Поневоле вспомнилось, как полчаса назад Батый будто бы вскользь уточнил:
– Сколько человек знают про твое участие в убийстве бивнястого?
– Один, и он на дно уже лег, – честно ответил Рамон.
– Отлично. Когда вся эта фигня закончится, познакомишь. Мне толковые люди нужны. Да и тебе они тоже пригодятся. И учти: ты про свою банду и её дела не в курсе.
Капец. Встрял, так встрял. Получается, Ушлому кто бивнястого мочканул – знать не нужно. Ёп. А ведь поговаривают, будто у него в башку детектор лжи встроен! И как теперь не спалиться? Батыю-то по фиг, вон, спокойный, как киборг, а ему – Рамону – каково? Он с Ушлым говорил-то один раз всего. То есть, Ушлый с ним. И не говорил, а поставил в известность, как относится к рэперским шмоткам. До сих пор стрёмно, что привлек внимание старшего не работой, а дебильным прикидом. Но кто ж знал, что у него в банде так с этим строго?
Это потом уже Рамон обратил-таки внимание, что люди Ушлого и впрямь сильно отличаются от всех прочих – нормально одетые, правильно говорят, спокойно себя ведут… И в доме-то, вон, как всё… обалденно!
Внутри особняк и впрямь напоминал кадр из какого-нибудь крутого стереофильма: лестница, ковры, элегантная мебель, чистота, мягкий свет… Ничего лишнего, никакого пафоса, но выглядит так, что хочется идти по стеночке и благоговеть. Мля, неудивительно, что бонзе не понравились Рамоновы шмотки и сальные дреды.
– Чего замер? Разувайся, – подтолкнул молодого в спину Батый.
Рамон поспешно стянул изношенные стоптанные кроссовки и украдкой заправил носок между пальцами, чтобы скрыть дыру.
– Идём, – махнул Батый и отправился вверх по лестнице.
Чикано заторопился следом, на ходу одёргивая одежду и досадуя про себя, что брился целых три дня назад. Но кто ж знал-то, блин!
Прошли длинным уютным коридором, на стенах которого тепло горели выполненные под старину лампы. Батый стукнул в дверь и вошел.
Ушлый сидел за массивным столом и перелистывал книгу, однако, судя по выражению лица, даже не пытался читать.
– Приветствую, бонзо, – кивнул Батый, усаживаясь в уютное кожаное кресло с изогнутыми подлокотниками.
Рамон замер на пороге, пока старший не кивнул на стоящий возле книжного шкафа стул.
– Самый толковый из моих, – представил Батый чикано. – Всё утро по сектору бегал.
– Толковый, говоришь? – Ушлый посмотрел на Рамона без узнавания. – Ну, тогда излагай.

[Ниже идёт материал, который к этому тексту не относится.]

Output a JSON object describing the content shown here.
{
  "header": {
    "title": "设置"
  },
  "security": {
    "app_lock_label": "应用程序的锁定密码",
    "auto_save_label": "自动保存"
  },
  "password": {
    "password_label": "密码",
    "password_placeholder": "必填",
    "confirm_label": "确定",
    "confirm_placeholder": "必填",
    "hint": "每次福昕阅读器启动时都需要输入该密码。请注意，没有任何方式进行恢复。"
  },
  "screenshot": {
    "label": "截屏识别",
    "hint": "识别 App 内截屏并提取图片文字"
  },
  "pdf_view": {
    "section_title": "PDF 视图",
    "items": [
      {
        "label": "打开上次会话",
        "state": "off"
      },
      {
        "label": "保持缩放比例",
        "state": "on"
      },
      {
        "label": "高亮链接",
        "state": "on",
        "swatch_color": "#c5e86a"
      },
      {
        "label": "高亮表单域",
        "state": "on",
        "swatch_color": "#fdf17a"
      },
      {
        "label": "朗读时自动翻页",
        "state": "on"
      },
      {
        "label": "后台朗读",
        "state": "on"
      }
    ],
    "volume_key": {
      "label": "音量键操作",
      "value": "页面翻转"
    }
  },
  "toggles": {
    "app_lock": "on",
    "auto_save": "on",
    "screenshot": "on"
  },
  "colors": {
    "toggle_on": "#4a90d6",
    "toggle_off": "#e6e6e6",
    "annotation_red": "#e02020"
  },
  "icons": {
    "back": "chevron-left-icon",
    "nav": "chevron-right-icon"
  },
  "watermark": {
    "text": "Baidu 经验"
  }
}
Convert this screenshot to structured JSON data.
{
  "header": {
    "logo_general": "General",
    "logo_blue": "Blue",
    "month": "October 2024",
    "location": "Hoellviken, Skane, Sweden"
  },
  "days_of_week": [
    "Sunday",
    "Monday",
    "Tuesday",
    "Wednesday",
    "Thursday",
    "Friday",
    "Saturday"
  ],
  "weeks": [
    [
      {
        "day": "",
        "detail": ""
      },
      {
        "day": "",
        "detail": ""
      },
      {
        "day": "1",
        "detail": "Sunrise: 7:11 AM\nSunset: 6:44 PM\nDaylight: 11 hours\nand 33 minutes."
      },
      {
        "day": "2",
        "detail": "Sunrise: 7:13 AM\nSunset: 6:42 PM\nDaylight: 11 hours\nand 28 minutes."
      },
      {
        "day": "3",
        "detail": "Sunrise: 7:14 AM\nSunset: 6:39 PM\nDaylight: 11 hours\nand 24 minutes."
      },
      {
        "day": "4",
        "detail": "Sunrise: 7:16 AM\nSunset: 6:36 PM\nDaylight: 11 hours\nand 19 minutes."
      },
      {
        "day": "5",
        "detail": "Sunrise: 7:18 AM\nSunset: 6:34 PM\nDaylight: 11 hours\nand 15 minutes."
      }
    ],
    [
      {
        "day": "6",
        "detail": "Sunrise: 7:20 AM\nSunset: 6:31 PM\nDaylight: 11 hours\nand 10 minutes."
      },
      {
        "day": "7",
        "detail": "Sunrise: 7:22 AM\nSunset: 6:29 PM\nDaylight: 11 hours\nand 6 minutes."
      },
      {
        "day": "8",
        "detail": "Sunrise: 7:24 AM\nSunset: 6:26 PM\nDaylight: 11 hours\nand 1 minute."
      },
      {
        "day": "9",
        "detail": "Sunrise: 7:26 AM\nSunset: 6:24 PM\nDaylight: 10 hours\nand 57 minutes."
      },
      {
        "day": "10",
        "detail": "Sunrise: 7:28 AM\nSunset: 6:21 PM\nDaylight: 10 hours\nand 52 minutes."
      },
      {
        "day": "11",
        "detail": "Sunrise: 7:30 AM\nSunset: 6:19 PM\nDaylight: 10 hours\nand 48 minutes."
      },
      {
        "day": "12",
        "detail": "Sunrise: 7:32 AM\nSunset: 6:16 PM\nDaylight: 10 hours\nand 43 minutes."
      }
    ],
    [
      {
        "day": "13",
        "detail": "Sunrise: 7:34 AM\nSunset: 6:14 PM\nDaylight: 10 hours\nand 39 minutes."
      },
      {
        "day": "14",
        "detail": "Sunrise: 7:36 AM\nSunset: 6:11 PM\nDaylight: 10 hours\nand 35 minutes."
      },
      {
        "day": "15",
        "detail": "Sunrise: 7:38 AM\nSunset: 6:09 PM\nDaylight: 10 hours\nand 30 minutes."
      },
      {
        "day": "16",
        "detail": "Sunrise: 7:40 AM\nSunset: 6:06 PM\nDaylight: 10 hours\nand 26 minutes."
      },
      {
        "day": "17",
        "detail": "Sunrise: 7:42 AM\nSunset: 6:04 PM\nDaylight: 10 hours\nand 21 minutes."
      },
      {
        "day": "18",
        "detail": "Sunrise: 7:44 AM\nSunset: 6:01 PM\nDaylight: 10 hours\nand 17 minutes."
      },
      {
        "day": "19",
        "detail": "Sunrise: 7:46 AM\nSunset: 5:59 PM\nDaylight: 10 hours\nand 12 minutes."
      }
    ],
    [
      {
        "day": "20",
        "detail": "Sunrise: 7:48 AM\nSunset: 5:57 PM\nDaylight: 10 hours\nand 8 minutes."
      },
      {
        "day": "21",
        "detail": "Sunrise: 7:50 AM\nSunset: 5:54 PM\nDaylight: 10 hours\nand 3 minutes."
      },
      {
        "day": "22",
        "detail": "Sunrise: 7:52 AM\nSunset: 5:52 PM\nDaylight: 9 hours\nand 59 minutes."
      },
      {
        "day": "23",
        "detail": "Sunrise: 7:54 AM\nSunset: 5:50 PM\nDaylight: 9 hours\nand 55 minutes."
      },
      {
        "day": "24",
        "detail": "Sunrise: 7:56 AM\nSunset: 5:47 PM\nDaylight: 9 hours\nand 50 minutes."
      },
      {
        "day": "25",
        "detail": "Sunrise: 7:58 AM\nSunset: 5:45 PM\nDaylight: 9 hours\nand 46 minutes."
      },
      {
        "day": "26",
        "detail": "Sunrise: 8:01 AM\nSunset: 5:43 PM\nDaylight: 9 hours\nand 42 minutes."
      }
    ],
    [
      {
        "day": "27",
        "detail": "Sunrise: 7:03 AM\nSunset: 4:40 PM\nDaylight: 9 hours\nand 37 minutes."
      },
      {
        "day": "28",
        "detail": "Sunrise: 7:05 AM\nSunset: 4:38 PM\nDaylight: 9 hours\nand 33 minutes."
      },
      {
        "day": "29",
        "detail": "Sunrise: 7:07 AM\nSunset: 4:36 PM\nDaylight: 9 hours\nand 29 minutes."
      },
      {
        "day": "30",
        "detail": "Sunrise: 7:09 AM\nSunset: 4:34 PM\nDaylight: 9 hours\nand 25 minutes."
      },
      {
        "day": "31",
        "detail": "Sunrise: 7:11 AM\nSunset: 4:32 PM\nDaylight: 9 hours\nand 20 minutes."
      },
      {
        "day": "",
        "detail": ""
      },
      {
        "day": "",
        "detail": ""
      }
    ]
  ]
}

От самого важного и по нисходящей.
– Самое важное… – Рамон сглотнул, незаметно спрятал ноги в дырявых носках под стул, а руки положил на колени, чтобы были на виду. – Бивнястые вставили пистоны трём патлатым. Когда другие патлатые на выручку подоспели и завалили стрелков, которые бдели за казнью, то потеряли ещё пятерых. В итоге решили в отместку двух схваченных бивнястых на жаркое пустить, но сдуру начали жарить перед магазином Олли. Тот подпалённых пристрелил и сказал, что в следующий раз грохнет придурков, которые надумали вонять горелым рядом с его заведением. Сам Олли закрыт, не пройти. «Нора» утроила охрану. Пускают не всех. В «Хризантемах» так же. Ну, всякая мелочь по-разному: «Девять жизней» людей набрали, укрепились, а, скажем, помойка на третьей радиальной закрылась – хозяин все запасы заныкал и на дно лег.
– Хватит, это уже надиктуешь по выходе, оно пока не сильно важно. Что со связистами?
– Су Мин два часа назад пришла в «Нору» с каким-то мужиком не из наших. Тот это чужак или нет – не знаю, а чел, который инфу сообщил, того чужака не видел, поэтому подтвердить не может. Там же, в «Норе», корейские бойцы – пять или шесть троек. Остальные сидят в высотке и не высовываются.
– Ясно. Теперь самую неважную новость расскажи, – Ушлый расслабленно откинулся на спинку кресла.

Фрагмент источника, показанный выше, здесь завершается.